We study inverse optimal control (IOC) problems, embedded in networked settings. In this framework, we depart from a given stabilizing control law, with an associated control Lyapunov function and reverse engineer the cost functional to guarantee the optimality of the controller. In this way, inverse optimal control generates a whole family of optimal controllers corresponding to different cost functions. This provides analytically explicit and numerically feasible solutions in closed-form. This approach circumvents the complexity of solving partial differential equations descending from dynamic programming and Bellman’s principle of optimality. This is the case also in the presence of disturbances in the dynamics and the cost. In networks, the controller obtained from inverse optimal control has a topological structure (e.g., it is distributed) and thus feasible for implementation. The tuning is analogous to that of linear quadratic regulators.

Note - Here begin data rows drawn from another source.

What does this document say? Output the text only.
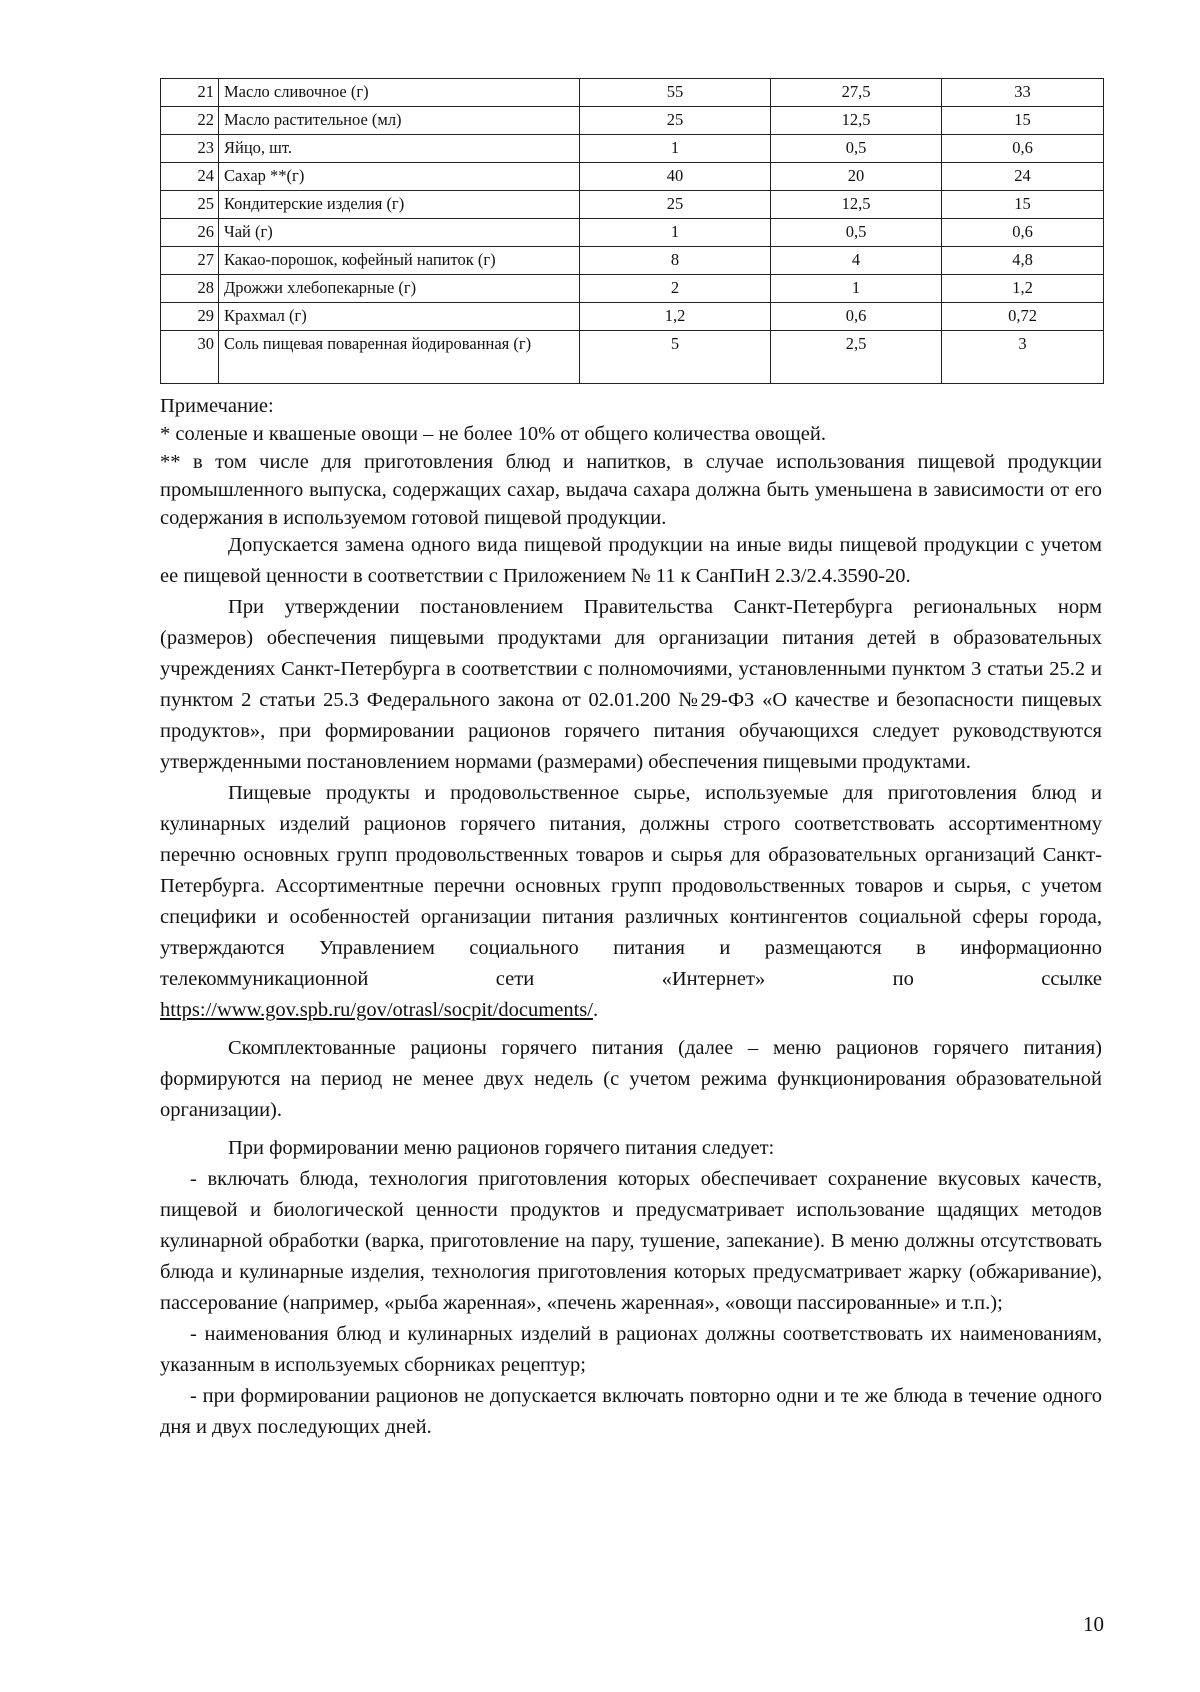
21	Масло сливочное (г)	55	27,5	33
22	Масло растительное (мл)	25	12,5	15
23	Яйцо, шт.	1	0,5	0,6
24	Сахар **(г)	40	20	24
25	Кондитерские изделия (г)	25	12,5	15
26	Чай (г)	1	0,5	0,6
27	Какао-порошок, кофейный напиток (г)	8	4	4,8
28	Дрожжи хлебопекарные (г)	2	1	1,2
29	Крахмал (г)	1,2	0,6	0,72
30	Соль пищевая поваренная йодированная (г)	5	2,5	3

Примечание:

* соленые и квашеные овощи – не более 10% от общего количества овощей.

** в том числе для приготовления блюд и напитков, в случае использования пищевой продукции промышленного выпуска, содержащих сахар, выдача сахара должна быть уменьшена в зависимости от его содержания в используемом готовой пищевой продукции.

Допускается замена одного вида пищевой продукции на иные виды пищевой продукции с учетом ее пищевой ценности в соответствии с Приложением № 11 к СанПиН 2.3/2.4.3590-20.

При утверждении постановлением Правительства Санкт-Петербурга региональных норм (размеров) обеспечения пищевыми продуктами для организации питания детей в образовательных учреждениях Санкт-Петербурга в соответствии с полномочиями, установленными пунктом 3 статьи 25.2 и пунктом 2 статьи 25.3 Федерального закона от 02.01.200 №29-ФЗ «О качестве и безопасности пищевых продуктов», при формировании рационов горячего питания обучающихся следует руководствуются утвержденными постановлением нормами (размерами) обеспечения пищевыми продуктами.

Пищевые продукты и продовольственное сырье, используемые для приготовления блюд и кулинарных изделий рационов горячего питания, должны строго соответствовать ассортиментному перечню основных групп продовольственных товаров и сырья для образовательных организаций Санкт-Петербурга. Ассортиментные перечни основных групп продовольственных товаров и сырья, с учетом специфики и особенностей организации питания различных контингентов социальной сферы города, утверждаются Управлением социального питания и размещаются в информационно телекоммуникационной сети «Интернет» по ссылке

https://www.gov.spb.ru/gov/otrasl/socpit/documents/.

Скомплектованные рационы горячего питания (далее – меню рационов горячего питания) формируются на период не менее двух недель (с учетом режима функционирования образовательной организации).

При формировании меню рационов горячего питания следует:

- включать блюда, технология приготовления которых обеспечивает сохранение вкусовых качеств, пищевой и биологической ценности продуктов и предусматривает использование щадящих методов кулинарной обработки (варка, приготовление на пару, тушение, запекание). В меню должны отсутствовать блюда и кулинарные изделия, технология приготовления которых предусматривает жарку (обжаривание), пассерование (например, «рыба жаренная», «печень жаренная», «овощи пассированные» и т.п.);

- наименования блюд и кулинарных изделий в рационах должны соответствовать их наименованиям, указанным в используемых сборниках рецептур;

- при формировании рационов не допускается включать повторно одни и те же блюда в течение одного дня и двух последующих дней.

10
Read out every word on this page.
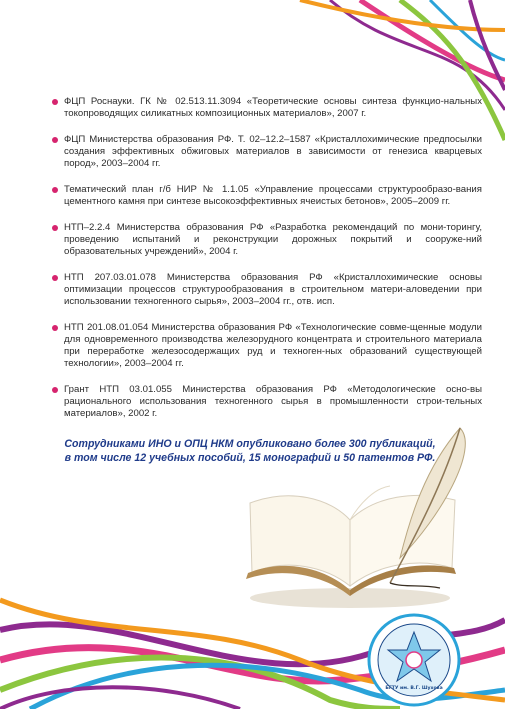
ФЦП Роснауки. ГК № 02.513.11.3094 «Теоретические основы синтеза функцио-нальных токопроводящих силикатных композиционных материалов», 2007 г.
ФЦП Министерства образования РФ. Т. 02–12.2–1587 «Кристаллохимические предпосылки создания эффективных обжиговых материалов в зависимости от генезиса кварцевых пород», 2003–2004 гг.
Тематический план г/б НИР № 1.1.05 «Управление процессами структурообразо-вания цементного камня при синтезе высокоэффективных ячеистых бетонов», 2005–2009 гг.
НТП–2.2.4 Министерства образования РФ «Разработка рекомендаций по мони-торингу, проведению испытаний и реконструкции дорожных покрытий и сооруже-ний образовательных учреждений», 2004 г.
НТП 207.03.01.078 Министерства образования РФ «Кристаллохимические основы оптимизации процессов структурообразования в строительном матери-аловедении при использовании техногенного сырья», 2003–2004 гг., отв. исп.
НТП 201.08.01.054 Министерства образования РФ «Технологические совме-щенные модули для одновременного производства железорудного концентрата и строительного материала при переработке железосодержащих руд и техноген-ных образований существующей технологии», 2003–2004 гг.
Грант НТП 03.01.055 Министерства образования РФ «Методологические осно-вы рационального использования техногенного сырья в промышленности строи-тельных материалов», 2002 г.
Сотрудниками ИНО и ОПЦ НКМ опубликовано более 300 публикаций,
в том числе 12 учебных пособий, 15 монографий и 50 патентов РФ.
БГТУ им. В.Г. Шухова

State and input constrained inverse optimal control

Flipping the order of optimal control synthesis by starting from a stabilizing controller, whose optimality is a byproduct of reverse-engineering the cost functional, motivates the study of constrained optimization problems with input and state constraints. These can be inspired by control strategies that handle well the constraints, such as Model Predictive Control.  

Tuning of discrete-time inverse optimal control: angular droop control

We study discrete-time angular-droop control in power inverter networks and leverage second-order information for the tuning. We thereby increase the rate of convergence of the closed-loop angle trajectories towards an induced steady state angle. In particular, we select the input penalty matrix, representing a tuning knob to be a sufficiently small diagonal matrix so that the closed-loop system approximately yields Newton’s method. In this way, we ensure quadratic convergence, a feat that is otherwise not achievable with a constant, sufficiently large diagonal input penalty matrix. 

This draws a link between second-order methods known for their quadratic rate of convergence and the tuning of inverse optimal stabilizing controllers for discrete-time integrator dynamics.